Former Tennessee senator Fred Thompson had a ghost of a
chance, but only if he and not McCain finished third behind Huckabee and Romney.
“Or maybe if he finishes a strong fourth — only, say, 500 votes behind.” But
Murphy acknowledged, “Fred doesn’t seem to have been that strong a candidate.”

Musing further, he noted that the recent skein of
Tennesseans with presidential hopes – “all potentially strong candidates” – that
included on the Republican side former senator Howard Baker, Alexander, and now
Thompson seemed all to have misfired because of “bad timing.”

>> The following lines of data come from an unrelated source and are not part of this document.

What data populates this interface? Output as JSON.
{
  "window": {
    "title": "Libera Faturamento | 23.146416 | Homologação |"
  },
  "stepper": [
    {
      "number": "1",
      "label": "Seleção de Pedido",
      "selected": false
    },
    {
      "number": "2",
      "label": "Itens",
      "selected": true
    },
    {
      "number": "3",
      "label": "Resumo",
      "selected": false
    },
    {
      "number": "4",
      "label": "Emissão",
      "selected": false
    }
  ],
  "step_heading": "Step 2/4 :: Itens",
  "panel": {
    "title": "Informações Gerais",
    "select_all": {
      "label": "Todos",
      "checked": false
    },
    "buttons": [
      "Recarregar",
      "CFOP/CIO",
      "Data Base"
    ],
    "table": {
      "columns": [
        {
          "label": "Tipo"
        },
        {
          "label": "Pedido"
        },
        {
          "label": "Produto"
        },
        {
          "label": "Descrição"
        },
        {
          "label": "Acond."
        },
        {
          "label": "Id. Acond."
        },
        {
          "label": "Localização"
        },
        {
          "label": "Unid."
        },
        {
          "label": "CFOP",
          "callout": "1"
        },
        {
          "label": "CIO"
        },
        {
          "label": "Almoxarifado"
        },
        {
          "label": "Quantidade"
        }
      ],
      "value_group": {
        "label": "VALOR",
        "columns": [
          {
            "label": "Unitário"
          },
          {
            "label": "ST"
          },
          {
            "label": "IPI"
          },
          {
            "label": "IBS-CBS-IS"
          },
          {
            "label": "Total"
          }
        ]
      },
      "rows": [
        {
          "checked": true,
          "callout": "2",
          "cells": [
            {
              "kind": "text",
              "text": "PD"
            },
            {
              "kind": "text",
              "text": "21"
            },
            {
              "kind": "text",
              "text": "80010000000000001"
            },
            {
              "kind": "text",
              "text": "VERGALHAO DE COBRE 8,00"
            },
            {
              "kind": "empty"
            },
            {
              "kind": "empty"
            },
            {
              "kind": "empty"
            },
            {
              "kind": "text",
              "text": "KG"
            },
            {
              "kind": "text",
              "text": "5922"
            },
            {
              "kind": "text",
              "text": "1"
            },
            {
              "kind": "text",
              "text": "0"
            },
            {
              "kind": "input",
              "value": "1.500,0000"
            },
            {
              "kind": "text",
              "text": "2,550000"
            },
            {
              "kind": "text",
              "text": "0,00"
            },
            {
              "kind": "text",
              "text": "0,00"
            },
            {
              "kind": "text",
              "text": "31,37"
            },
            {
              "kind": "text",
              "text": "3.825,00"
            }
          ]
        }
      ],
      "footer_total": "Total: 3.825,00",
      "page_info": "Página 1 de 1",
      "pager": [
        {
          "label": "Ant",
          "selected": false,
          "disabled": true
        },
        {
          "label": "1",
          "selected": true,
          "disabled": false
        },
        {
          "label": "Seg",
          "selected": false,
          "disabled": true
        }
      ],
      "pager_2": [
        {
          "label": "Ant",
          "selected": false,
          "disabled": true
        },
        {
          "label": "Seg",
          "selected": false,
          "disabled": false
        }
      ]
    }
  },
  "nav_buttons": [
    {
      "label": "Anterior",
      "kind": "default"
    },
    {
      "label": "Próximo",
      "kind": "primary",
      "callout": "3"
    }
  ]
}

Thompson was working the state hard on the eve of the vote,
though, conducting a series of Meet and Greet events. He had to compete for
audience attention not only with such heavyweight Republicans as Romney, McCain,
and Huckabee, but with the Big Three Democrats – Edwards, Hillary Clinton, and
Barack Obama, who had well-attended overlapping events in the Des Moines area
Wednesday night

Most of the field – Republicans and Democrats – will be at
it again on Thursday, making their final appeals across the state. The weather
appears to be cooperating. Although forecasts indicate continued cold
temperatures, they also call for sunny skies.

(Flyer political editor Jackson Baker will be
reporting regularly from Iowa and New Hampshire for the next few days.)